Baoji prefecture has a population of 3.7 million according to the 2010 Chinese census.  The city itself has a population of approximately 800,000.  (This resolves some of the confusion I had regarding the local population.)  Surrounded on three sides by hills, Baoji is in a valley opening out to the east.  Historically, its location is strategic because it controls a pass in the Qin Mountains between the Wei Valley and the upper Han River called Chia-ling River (嘉陵江,pronounced Jia-ling Jiang)].  The ancient North Silk Road passes through Baoji, which connected the ancient Chinese capital of Xian to ancient Parthia, a region of northeastern Iran.

 

To the South of Baoji lies the beginning of the plank road into the Qin Mountains (, pronounced chin ling).  There are also several natural sites such as the Jialing Jiang Fountainhead with its small waterfalls and forests.  To the north is Bei Puo (pronounced bay puoh), a giant hill made of loess with a panoramic view of the city and a landscape dotted with small farming villages that offer local cuisine.

 

The above information came from Wikipedia.  When I asked at the hotel staff, no one knew the name of the mountains or the river.

Tags: baoji, baoji university, china, shaanxi

Comments

1

Elizabeth, I find it "hard to believe," as the expression goes, (but not really that hard to believe given all that has gone so well for you so far) that the magic of your trip to China has extended to having your "cold call" from your hotel go directly to the very person in charge of interviewing people for the job you want.
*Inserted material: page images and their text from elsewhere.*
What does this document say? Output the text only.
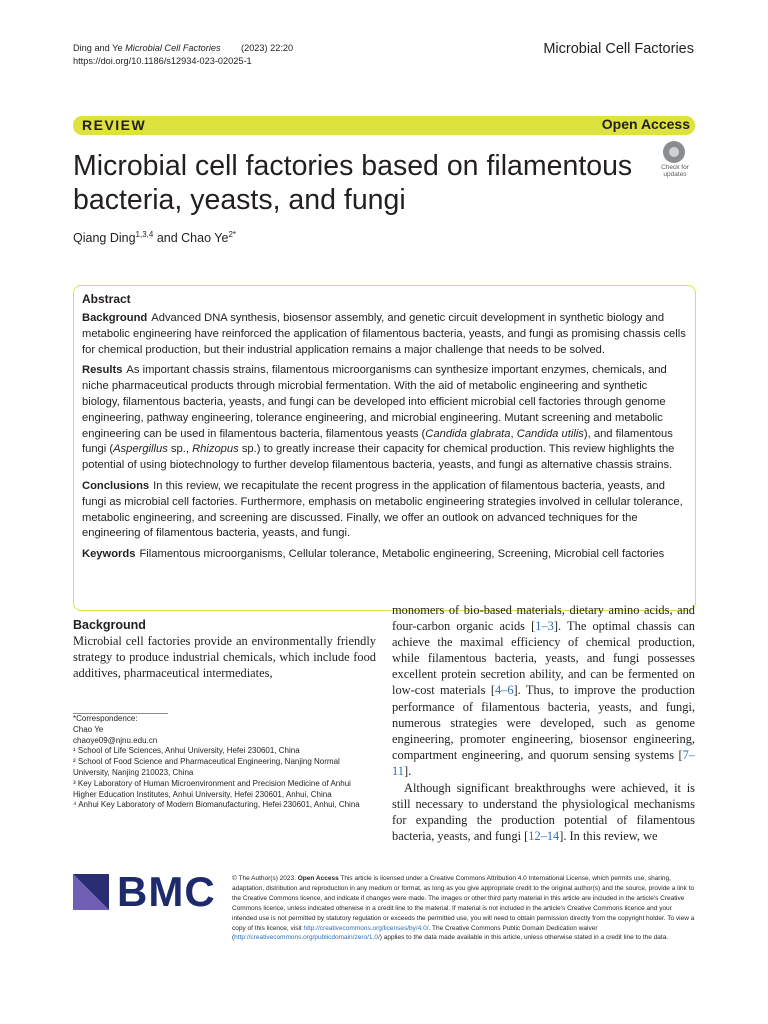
Ding and Ye Microbial Cell Factories (2023) 22:20
https://doi.org/10.1186/s12934-023-02025-1
Microbial Cell Factories
REVIEW	Open Access
Microbial cell factories based on filamentous bacteria, yeasts, and fungi
Check for
updates
Qiang Ding$^{1,3,4}$ and Chao $Ye^{2*}$
Abstract

Background Advanced DNA synthesis, biosensor assembly, and genetic circuit development in synthetic biology and metabolic engineering have reinforced the application of filamentous bacteria, yeasts, and fungi as promising chassis cells for chemical production, but their industrial application remains a major challenge that needs to be solved.

Results As important chassis strains, filamentous microorganisms can synthesize important enzymes, chemicals, and niche pharmaceutical products through microbial fermentation. With the aid of metabolic engineering and synthetic biology, filamentous bacteria, yeasts, and fungi can be developed into efficient microbial cell factories through genome engineering, pathway engineering, tolerance engineering, and microbial engineering. Mutant screening and metabolic engineering can be used in filamentous bacteria, filamentous yeasts (Candida glabrata, Candida utilis), and filamentous fungi (Aspergillus sp., Rhizopus sp.) to greatly increase their capacity for chemical production. This review highlights the potential of using biotechnology to further develop filamentous bacteria, yeasts, and fungi as alternative chassis strains.

Conclusions In this review, we recapitulate the recent progress in the application of filamentous bacteria, yeasts, and fungi as microbial cell factories. Furthermore, emphasis on metabolic engineering strategies involved in cellular tolerance, metabolic engineering, and screening are discussed. Finally, we offer an outlook on advanced techniques for the engineering of filamentous bacteria, yeasts, and fungi.

Keywords Filamentous microorganisms, Cellular tolerance, Metabolic engineering, Screening, Microbial cell factories

Background

Microbial cell factories provide an environmentally friendly strategy to produce industrial chemicals, which include food additives, pharmaceutical intermediates,

monomers of bio-based materials, dietary amino acids, and four-carbon organic acids [1–3]. The optimal chassis can achieve the maximal efficiency of chemical production, while filamentous bacteria, yeasts, and fungi possesses excellent protein secretion ability, and can be fermented on low-cost materials [4–6]. Thus, to improve the production performance of filamentous bacteria, yeasts, and fungi, numerous strategies were developed, such as genome engineering, promoter engineering, biosensor engineering, compartment engineering, and quorum sensing systems [7–11].

Although significant breakthroughs were achieved, it is still necessary to understand the physiological mechanisms for expanding the production potential of filamentous bacteria, yeasts, and fungi [12–14]. In this review, we

*Correspondence:
Chao Ye
chaoye09@njnu.edu.cn
¹ School of Life Sciences, Anhui University, Hefei 230601, China
² School of Food Science and Pharmaceutical Engineering, Nanjing Normal University, Nanjing 210023, China
³ Key Laboratory of Human Microenvironment and Precision Medicine of Anhui Higher Education Institutes, Anhui University, Hefei 230601, Anhui, China
⁴ Anhui Key Laboratory of Modern Biomanufacturing, Hefei 230601, Anhui, China
BMC	© The Author(s) 2023. Open Access This article is licensed under a Creative Commons Attribution 4.0 International License, which permits use, sharing, adaptation, distribution and reproduction in any medium or format, as long as you give appropriate credit to the original author(s) and the source, provide a link to the Creative Commons licence, and indicate if changes were made. The images or other third party material in this article are included in the article's Creative Commons licence, unless indicated otherwise in a credit line to the material. If material is not included in the article's Creative Commons licence and your intended use is not permitted by statutory regulation or exceeds the permitted use, you will need to obtain permission directly from the copyright holder. To view a copy of this licence, visit http://creativecommons.org/licenses/by/4.0/. The Creative Commons Public Domain Dedication waiver (http://creativecommons.org/publicdomain/zero/1.0/) applies to the data made available in this article, unless otherwise stated in a credit line to the data.
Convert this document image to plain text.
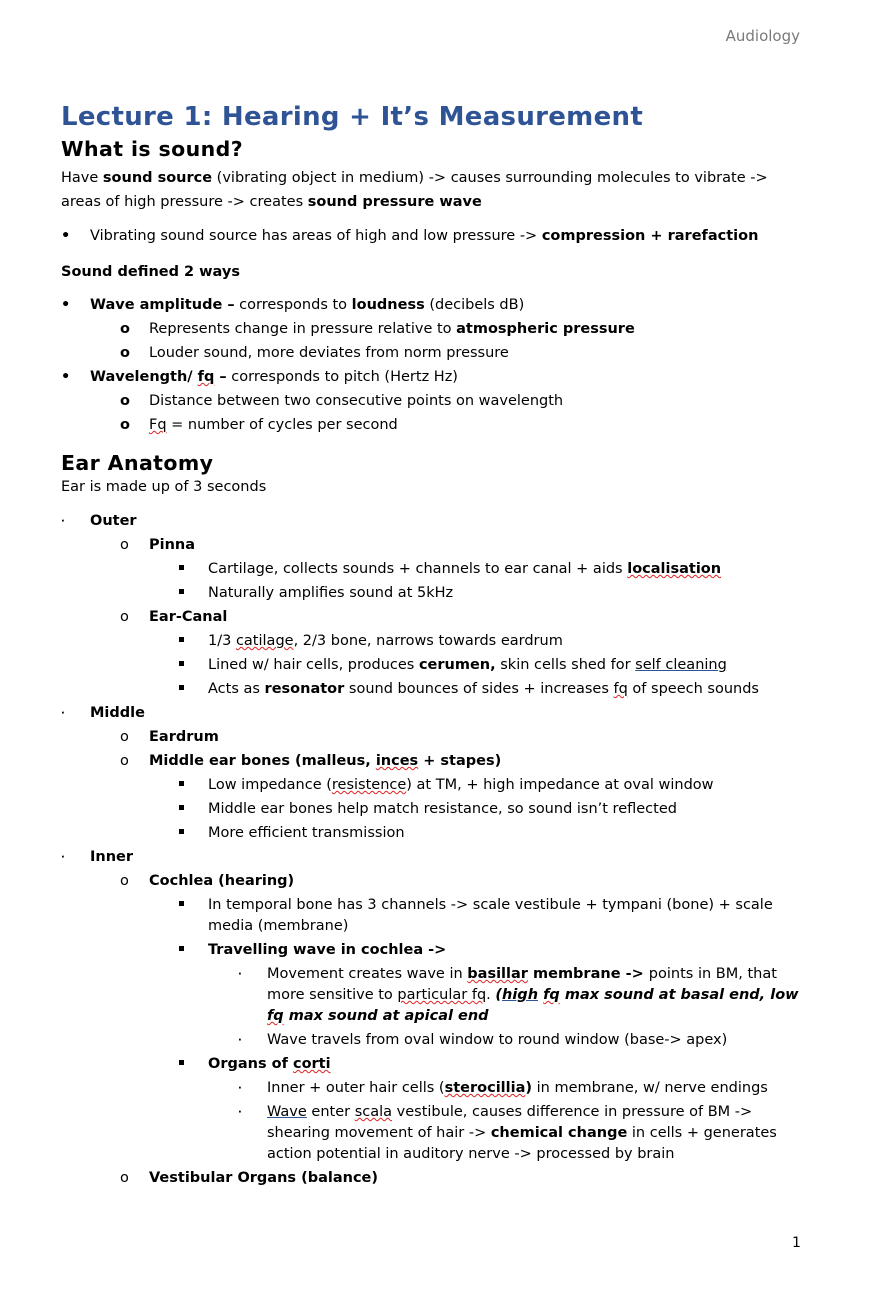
Audiology
Lecture 1: Hearing + It’s Measurement
What is sound?

Have sound source (vibrating object in medium) -> causes surrounding molecules to vibrate -> areas of high pressure -> creates sound pressure wave

• Vibrating sound source has areas of high and low pressure -> compression + rarefaction

Sound defined 2 ways

• Wave amplitude – corresponds to loudness (decibels dB)
o Represents change in pressure relative to atmospheric pressure
o Louder sound, more deviates from norm pressure
• Wavelength/ fq – corresponds to pitch (Hertz Hz)
o Distance between two consecutive points on wavelength
o Fq = number of cycles per second
Ear Anatomy

Ear is made up of 3 seconds

· Outer
o Pinna
Cartilage, collects sounds + channels to ear canal + aids localisation
Naturally amplifies sound at 5kHz
o Ear-Canal
1/3 catilage, 2/3 bone, narrows towards eardrum
Lined w/ hair cells, produces cerumen, skin cells shed for self cleaning
Acts as resonator sound bounces of sides + increases fq of speech sounds
· Middle
o Eardrum
o Middle ear bones (malleus, inces + stapes)
Low impedance (resistence) at TM, + high impedance at oval window
Middle ear bones help match resistance, so sound isn’t reflected
More efficient transmission
· Inner
o Cochlea (hearing)
In temporal bone has 3 channels -> scale vestibule + tympani (bone) + scale media (membrane)
Travelling wave in cochlea ->
· Movement creates wave in basillar membrane -> points in BM, that more sensitive to particular fq. (high fq max sound at basal end, low fq max sound at apical end
· Wave travels from oval window to round window (base-> apex)
Organs of corti
· Inner + outer hair cells (sterocillia) in membrane, w/ nerve endings
· Wave enter scala vestibule, causes difference in pressure of BM -> shearing movement of hair -> chemical change in cells + generates action potential in auditory nerve -> processed by brain
o Vestibular Organs (balance)
1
I am not surprised that he was impressed with you.
Love, Jody

  Jody Howe Oct 24, 2012 1:00 PM

2

Hi!
I love reading about your adventures in China. I'm curious, why did you choose Baoji as the place you want to teach? Do they have good bao there? Mmmm I am hungry. Anyway, I am so happy for you doing this big magical adventure!

  Elizabeth A Nov 10, 2012 10:22 AM

3

As a native of Baoji. I put the "baoji"as the key word in the google and the found your acticle. The adventure in my hometown must be a unforgetable experience for you. However, the magic things in your eyes may just the commonplaces in our eyes. I know some bad impressions of my hometown has stayed in your mind,but I should say that I love my home town and welcome to my hometown!